This first-year student explains how the practice-oriented Master of International Affairs, with its foundation in quantitative skills, was the right choice for him.
Please tell us about yourself.
I am Joschua Schanda. I grew up in Germany in the Black Forest, and I spent the last five years in the United States where I did my undergrad in political science and international affairs. Right now I’m studying in the MIA programme with a focus on security and sustainability. My hobbies are pretty much everything outdoors – football, biking, snowboarding in winter, climbing, surfing.
Why did you choose the Master of International Affairs at the Hertie School?
I’ve always been interested in international politics, climate and climate policy, as well as migration movements. For these global issues, you need to have an understanding of where they’re coming from and how to deal with those challenges. So studying international affairs was the logical next step for me.
At Hertie, I really like the fact that we have spring/fall semesters and not winter/summer (in comparison to other German universities). It was important to me that you can have a close-knit system and more personal interaction with the professors here. Hertie is probably the only school that I know of in Germany teaching everything in English. That attracts more international students, and I learned from experience in my bachelor’s that I really thrive in a super international environment.
Finally, Berlin was also a deciding factor. I’ve been to the city before many times, and I had a network in Berlin already before moving here last September. I just think it’s the best city in the world.
What have been your favourite classes in the MIA program so far?
Global Governance with Professor Jachtenfuchs is up there. And this year I would say Conflict Management with Professor Sporrer is one of my favourites. I think it’s great to have a more practical approach to political science, and I’m really looking forward to all the different conflicts we’ll look at in the course. We split into groups, and each group covers a different conflict each session. Each session is four hours, but I think the way Professor Sporrer approaches the course is very interesting and it doesn’t feel long at all.

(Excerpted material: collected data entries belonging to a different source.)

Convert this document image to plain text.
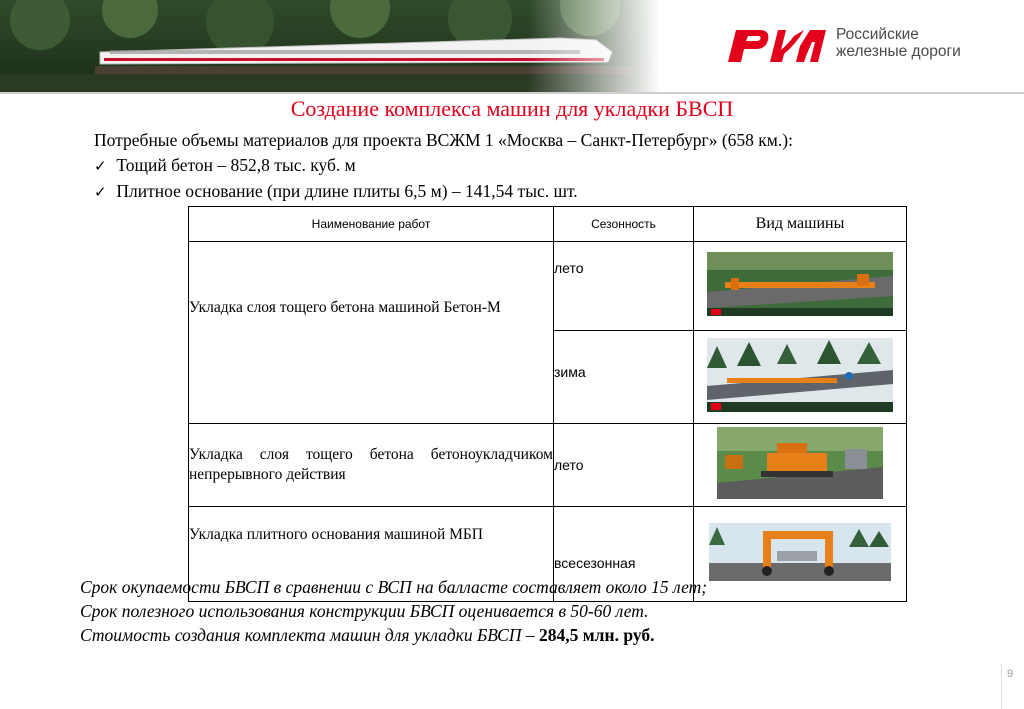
Российские
железные дороги
Создание комплекса машин для укладки БВСП
Потребные объемы материалов для проекта ВСЖМ 1 «Москва – Санкт-Петербург» (658 км.):
✓ Тощий бетон – 852,8 тыс. куб. м
✓ Плитное основание (при длине плиты 6,5 м) – 141,54 тыс. шт.
Наименование работ	Сезонность	Вид машины
Укладка слоя тощего бетона машиной Бетон-М	лето	
	зима	
Укладка слоя тощего бетона бетоноукладчиком непрерывного действия	лето	
Укладка плитного основания машиной МБП	всесезонная	
Срок окупаемости БВСП в сравнении с ВСП на балласте составляет около 15 лет;
Срок полезного использования конструкции БВСП оценивается в 50-60 лет.
Стоимость создания комплекта машин для укладки БВСП – 284,5 млн. руб.
9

The first session was already a lesson in conflict management, because we had to negotiate among ourselves who would cover which topic. Already we were disagreeing because people wanted different things. We had to find a solution within 15 minutes, and if we couldn’t, the topics would be assigned randomly. And if one group used their veto power, none of us could move forward – like in an EU negotiation. So long story short, we were assigned a topic randomly – the one we wanted the least! It was interesting because you’d think it couldn’t be that hard to find a solution. But here we were after 15 minutes, just in a deadlock.
What have been the most useful practical skills you’ve learned?
The Conflict Management class is very practice- and skill-oriented, and so is International Security. We use a lot of R and conduct data analyses, which I am not a big fan of, but we all know we have to do it for our master’s thesis research. I like that we were introduced to it last year in Statistics I, and this year we’re applying what we learned almost every other week with a small task. You can do these data analyses in groups, and some people are better at it than others, but you just get together and learn by repetition. I think that’s been very helpful.
What would you say to incoming students who may be unsure about taking quantitative courses such as statistics and economics?
In undergrad, I’d taken one class in statistics and two in economics, so I did have some basic knowledge and wouldn’t say that Economics I was a big challenge for me. Statistics I was also not a big challenge, but that is largely due to Professor Kayser, who is the definition of charm. He is just amazing when it comes to explaining concepts, and the way he presents his slides makes it so much easier to follow the content. I am not a big statistics fan, and I’m not a big R fan, but I really liked the class because of the professor.
Like with everything new, it can be challenging at first. But if you use the resources, like reaching out to your professors, the different tutors, or your classmates, you’ll always find a way to make it work. I don’t think it’s impossible to cope with, and I think so far it’s been doable.
What advice would you give to people interested in the MIA, whether they’re currently going through the admissions process or just deciding if this is the right programme for them?
I think the Hertie School does a good job of connecting future prospective students and the Hertie community, either through the admissions team or others who answered my questions. I would also recommend prospective students to reach out to people who are already at Hertie. If you don’t know anyone or don’t have any contacts, reach out to Hertie in general and just ask questions. I think the school is very responsive and service-oriented.
Do you have any recommendations or favourite spots in Berlin that you’d like to share?
There is a little-known spot down south called Natur-Park Schöneberger Südgelände. It’s an abandoned train station that was transformed into a park. There’s an art gallery in the hall where they used to park the trains, and some people have their studios there too. The outside area has been completely remodelled so that you can walk on former railroad tracks. And there is art all over place. It’s open to the public, and you usually only need to pay one euro to get in. It’s not your average Berlin park where there are people playing music, drinking beer, partying – it’s more tranquil and chill. Tall trees, birds chirping all over the place.